Boston-based DraftKings trimmed its peak sales forecast for the year by $200mn to $6.4bn. It also lowered its projection for earnings before interest, tax, depreciation and amortisation by $100mn to $900mn at the most. Flutter also reduced its guidance for US adjusted ebitda for the year by $180mn to $1.13bn.
“You get ups and downs . . . this year’s March Madness was extraordinary and that impacts our margins,” Jackson told the Financial Times.
The US sports gambling market has been growing at breakneck speed since 2018 when the Supreme Court struck down a federal law that banned such wagering across most of the country. The sports betting sector has since reached nearly $14bn in revenue last year, according to the American Gaming Association, with early entrants such as FanDuel and DraftKings taking market share.
“The extremely strong growth quarter after quarter has been a focus for investors,” said Ivor Jones, an analyst at Peel Hunt. “But as the growth has started to slow down investors have started to pay attention to the volatility in sports betting margins which has been disappointing.”
Flutter, which was founded in Ireland, nudged up its group-wide profit forecast for the year helped by exchange rates and acquisitions. But weak sports results knocked $180mn from its company-adjusted ebitda in its fiscal first quarter to March, after a $360mn hit in the final quarter of 2024.
The two companies — which together hold about 80 per cent of the US sports betting market — have both lost market share in recent quarters to smaller but well-capitalised players such as BetMGM, Bet365 and Fanatics, analysts said.
“Others are catching up. Top and second tier players have started to close the gap,” said Brandt Montour, an analyst at Barclays.

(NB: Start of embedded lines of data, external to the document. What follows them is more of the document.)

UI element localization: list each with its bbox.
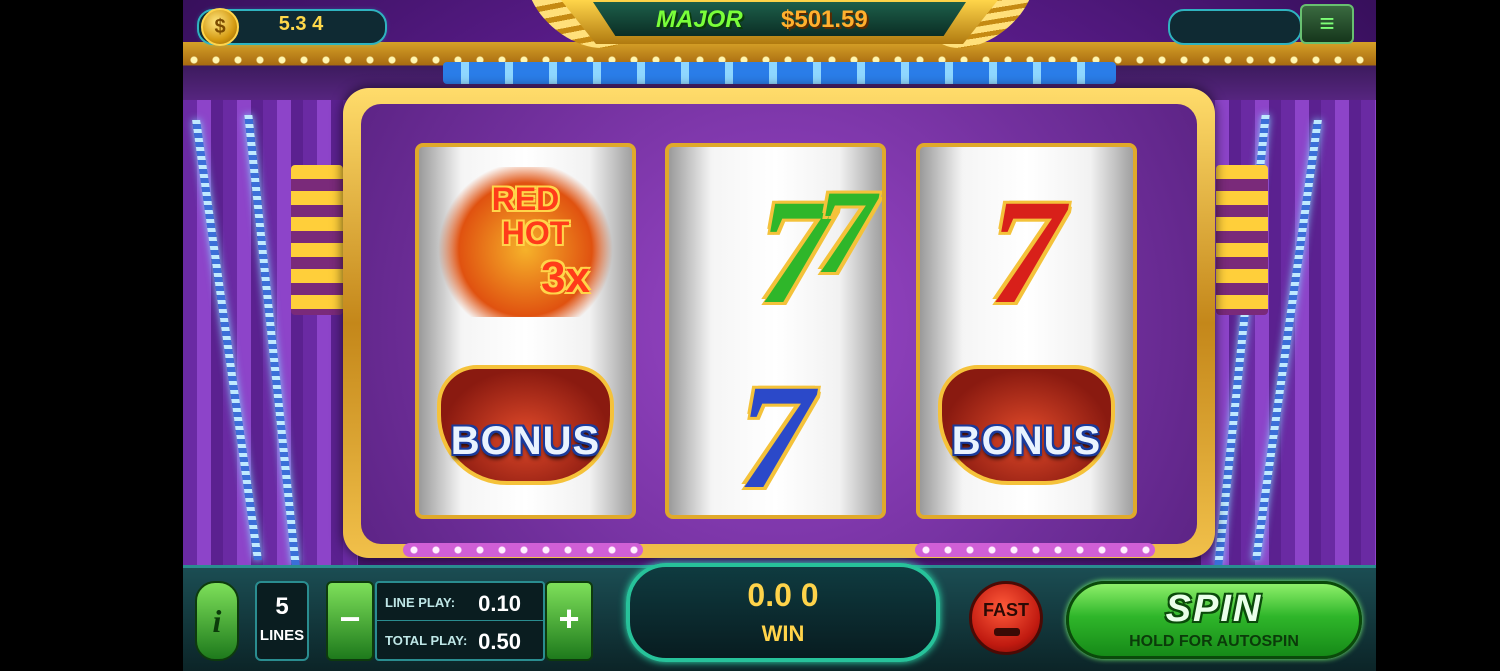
jackpot-label: MAJOR [656,6,743,33]
increase-bet-button[interactable]: + [545,581,593,661]
reel-2: 7 7 7 [665,143,886,519]
minus-icon: − [339,598,361,639]
menu-button[interactable]: ≡ [1300,4,1354,44]
red-seven-symbol: 7 [989,169,1064,335]
win-value: 0.0 0 [747,577,819,613]
plus-icon: + [558,598,580,639]
fast-button[interactable]: FAST [969,581,1043,655]
bonus-symbol: BONUS [938,365,1115,485]
pill-lights-right [915,543,1155,557]
lines-display[interactable]: 5 LINES [255,581,309,661]
bet-panel: LINE PLAY: 0.10 TOTAL PLAY: 0.50 [375,581,545,661]
fast-indicator-icon [994,628,1020,636]
bonus-text: BONUS [450,419,601,463]
red-hot-3x-symbol: RED HOT 3x [437,167,614,317]
top-right-panel [1168,9,1302,45]
coin-icon: $ [201,8,239,46]
red-hot-line-3: 3x [541,253,590,302]
fast-label: FAST [982,600,1029,620]
autospin-hint: HOLD FOR AUTOSPIN [1129,633,1299,650]
green-seven-symbol-back: 7 [815,165,876,298]
bonus-text: BONUS [951,419,1102,463]
spin-label: SPIN [1165,588,1263,630]
info-button[interactable]: i [195,581,239,661]
marquee-blue-lights [443,62,1116,84]
hamburger-icon: ≡ [1319,8,1335,38]
line-play-value: 0.10 [478,591,521,616]
win-label: WIN [761,621,805,646]
red-hot-line-1: RED [491,181,560,217]
red-hot-line-2: HOT [501,215,570,251]
side-lights-left [291,165,343,315]
line-play-label: LINE PLAY: [385,595,456,610]
jackpot-panel [593,2,966,36]
reel-1: RED HOT 3x BONUS [415,143,636,519]
pill-lights-left [403,543,643,557]
bonus-symbol: BONUS [437,365,614,485]
lines-label: LINES [259,627,305,644]
jackpot-value: $501.59 [781,6,868,33]
lines-value: 5 [275,593,289,620]
slot-game: $ 5.3 4 MAJOR $501.59 ≡ RED HOT 3x BONUS… [183,0,1376,671]
spin-button[interactable]: SPIN HOLD FOR AUTOSPIN [1066,581,1362,659]
decrease-bet-button[interactable]: − [326,581,374,661]
total-play-row: TOTAL PLAY: 0.50 [377,621,543,658]
blue-seven-symbol: 7 [738,354,813,519]
total-play-label: TOTAL PLAY: [385,633,468,648]
side-lights-right [1216,165,1268,315]
total-play-value: 0.50 [478,629,521,654]
win-display: 0.0 0 WIN [626,563,940,662]
reel-3: 7 BONUS [916,143,1137,519]
balance-value: 5.3 4 [278,13,324,35]
line-play-row: LINE PLAY: 0.10 [377,583,543,621]
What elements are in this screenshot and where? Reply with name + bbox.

Flutter’s market share peaked at 62 per cent in the first quarter of 2023, on Barclays estimates, but has since fallen to 48 per cent in the first quarter of this year. DraftKings has also lost out, with its market share falling from 39 per cent in the final quarter of 2023 to an estimated 31 per cent this year.
“US sports betting has always been a two-horse race [between Flutter and DraftKings],” said Adrien de Saint Hilaire, an analyst at Bank of America. But especially FanDuel’s results “have been disappointing” in the last quarters despite having a bigger sportsbook than peers, he said.